ABOVE: Nurses participate in an informational picket at University of Chicago Medical Center over concerns about patient care and safety in front of Duchossois Center for Advanced Medicine in Chicago on Monday, July 22, 2019. (Jose M. Osorio / Chicago Tribune)
More than 2,200 nurses at the University of Chicago Medical Center went out on strike last week, but they are not alone. American workers are waking up and walking out. On Sept. 15, 46,000 hourly General Motors’ United Auto Workers employees went on strike, the first time in 12 years. Striking British Airway pilots grounded 1,700 planes. In Republican states like Oklahoma and West Virginia, teachers shut down schools to demand that state legislatures reverse the deep cuts exacted from public education. Marriott hotels were hit with the largest hotel strike in U.S. history, a walkout of 6,000 hotel workers in four states.
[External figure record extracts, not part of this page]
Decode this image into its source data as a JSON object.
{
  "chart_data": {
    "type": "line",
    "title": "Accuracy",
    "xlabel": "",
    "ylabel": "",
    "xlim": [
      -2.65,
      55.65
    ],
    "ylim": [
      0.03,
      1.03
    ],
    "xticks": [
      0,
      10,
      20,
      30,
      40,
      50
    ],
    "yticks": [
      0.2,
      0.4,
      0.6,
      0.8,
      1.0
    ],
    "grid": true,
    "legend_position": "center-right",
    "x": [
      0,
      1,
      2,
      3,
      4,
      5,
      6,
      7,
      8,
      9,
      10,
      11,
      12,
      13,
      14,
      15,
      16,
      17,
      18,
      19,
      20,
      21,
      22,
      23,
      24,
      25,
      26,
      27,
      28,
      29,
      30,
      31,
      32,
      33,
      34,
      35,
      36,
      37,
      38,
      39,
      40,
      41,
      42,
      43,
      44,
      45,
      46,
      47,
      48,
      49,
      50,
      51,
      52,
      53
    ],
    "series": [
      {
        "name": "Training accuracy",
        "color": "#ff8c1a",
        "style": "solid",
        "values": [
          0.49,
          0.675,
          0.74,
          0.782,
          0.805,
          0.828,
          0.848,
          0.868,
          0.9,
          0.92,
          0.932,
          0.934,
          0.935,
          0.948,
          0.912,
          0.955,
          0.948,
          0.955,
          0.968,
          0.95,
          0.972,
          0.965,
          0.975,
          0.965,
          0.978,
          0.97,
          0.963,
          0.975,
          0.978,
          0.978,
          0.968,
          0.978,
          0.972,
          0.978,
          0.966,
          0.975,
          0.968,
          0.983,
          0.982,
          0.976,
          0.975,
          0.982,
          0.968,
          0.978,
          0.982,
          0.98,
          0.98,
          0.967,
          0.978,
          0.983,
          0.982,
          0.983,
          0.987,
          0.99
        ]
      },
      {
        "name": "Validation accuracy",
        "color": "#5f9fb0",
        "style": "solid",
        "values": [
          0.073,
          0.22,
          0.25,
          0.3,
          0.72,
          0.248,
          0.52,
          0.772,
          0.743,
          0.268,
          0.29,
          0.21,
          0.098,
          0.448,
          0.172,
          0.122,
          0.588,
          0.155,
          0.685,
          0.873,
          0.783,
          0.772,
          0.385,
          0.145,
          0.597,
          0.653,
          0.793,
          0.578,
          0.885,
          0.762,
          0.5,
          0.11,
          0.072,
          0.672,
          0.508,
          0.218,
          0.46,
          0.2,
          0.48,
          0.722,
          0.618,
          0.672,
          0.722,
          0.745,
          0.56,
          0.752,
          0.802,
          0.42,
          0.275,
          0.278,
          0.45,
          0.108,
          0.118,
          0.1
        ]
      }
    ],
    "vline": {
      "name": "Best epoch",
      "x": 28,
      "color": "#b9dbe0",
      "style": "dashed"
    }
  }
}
The Bureau of Labor Statistics reports that a soaring number of workers went on strike or stopped work in 2018 — 485,000 — the most since 1986. The rising number of strikes reflect the reality of Trump’s economy: Despite all his boasting about the “economic miracle,” most workers aren’t experiencing it. Corporate profits have soared, but workers haven’t shared the benefit.
Trump’s tax scam went largely to the rich and the corporations. Corporate promises of wage and investment hikes were largely discarded, with CEOs using the tax breaks mostly to buy back stocks, boosting their stock bonuses and shafting their workers. Gilded age inequality is combined with rising insecurity for working people.
Even now, wages have finally begun to rise, but still are not catching up to soaring costs in basics like health care and education. Just 22 percent of workers have a pension plan of any kind at work. 40 percent of Americans say they would be forced to borrow or sell something to cover a $400 emergency. One in five say they know someone addicted to opioids or painkillers. The GM strike comes after workers sacrificed big-time to help GM out of bankruptcy during the Great Recession. Now GM’s profits are up, CEO bonuses are up, but workers who shared the pain haven’t shared in the gain.
They are striking for decency, for higher wages, for strong health care plans, for turning more temporary workers — who get no benefits — into permanent workers with pensions, health care and vacations. The strike wave last year was led by teachers in deep red states. In each state, Republican legislatures had slashed spending on education during the Great Recession and cut taxes on the wealthy. When the economy turned around, they didn’t restore the spending cuts.
Teachers sick of futile negotiations with local school boards walked off the job and took their case directly to the legislatures. They demanded not only higher salaries, but in many cases, smaller classes, and greater spending on their students. They got massive support from parents and the community. In each case, right-wing state legislators were forced to respond by increasing spending, although not to the levels sought by the striking teachers. The wave of strikes is increasingly propelled by younger workers. Fight for $15, the movement to raise the minimum wage to $15 an hour, was led by young workers in fast-food restaurants and other service industries.
Young people, often burdened with college debt, entering workplaces characterized by wages and benefits that don’t keep up with costs, are particularly aware of how the economy has been rigged against them. Large majorities think CEOs are greedy and irresponsible. Large majorities think politicians have been corrupted by entrenched interests and big money. They are driving the demand for change. Smart business leaders are waking up to the fact that they are losing the support of Americans, particularly the young.
The Business Roundtable, a gathering of some of the most powerful CEOs in the country, recently called on corporations to move beyond a single focus on “shareholder value,” but also invest in their workers, protect the environment and deal ethically with suppliers and customers. Whether this is anything beyond a public relations gambit remains to be seen, but the mere fact that the CEOs thought it necessary to publicly release that statement likely suggests that they know they have gone too far. These stirrings are beginning to be reflected in our politics.
Trump, for all his populist posturing, remains oblivious, wedded to the conservative Republican agenda, opposed to unions, to raising the minimum wage, to investing in teachers, education and getting health care costs under control. But every leading Democratic contender for president champions worker power, calling for reforms to make it easier to organize, for lifting the minimum wage, for making vital public investments, and for cracking down on the entrenched interests that have rigged the economy against working people. The words of the old union ballad “Which Side Are You On?” once more echo across the country.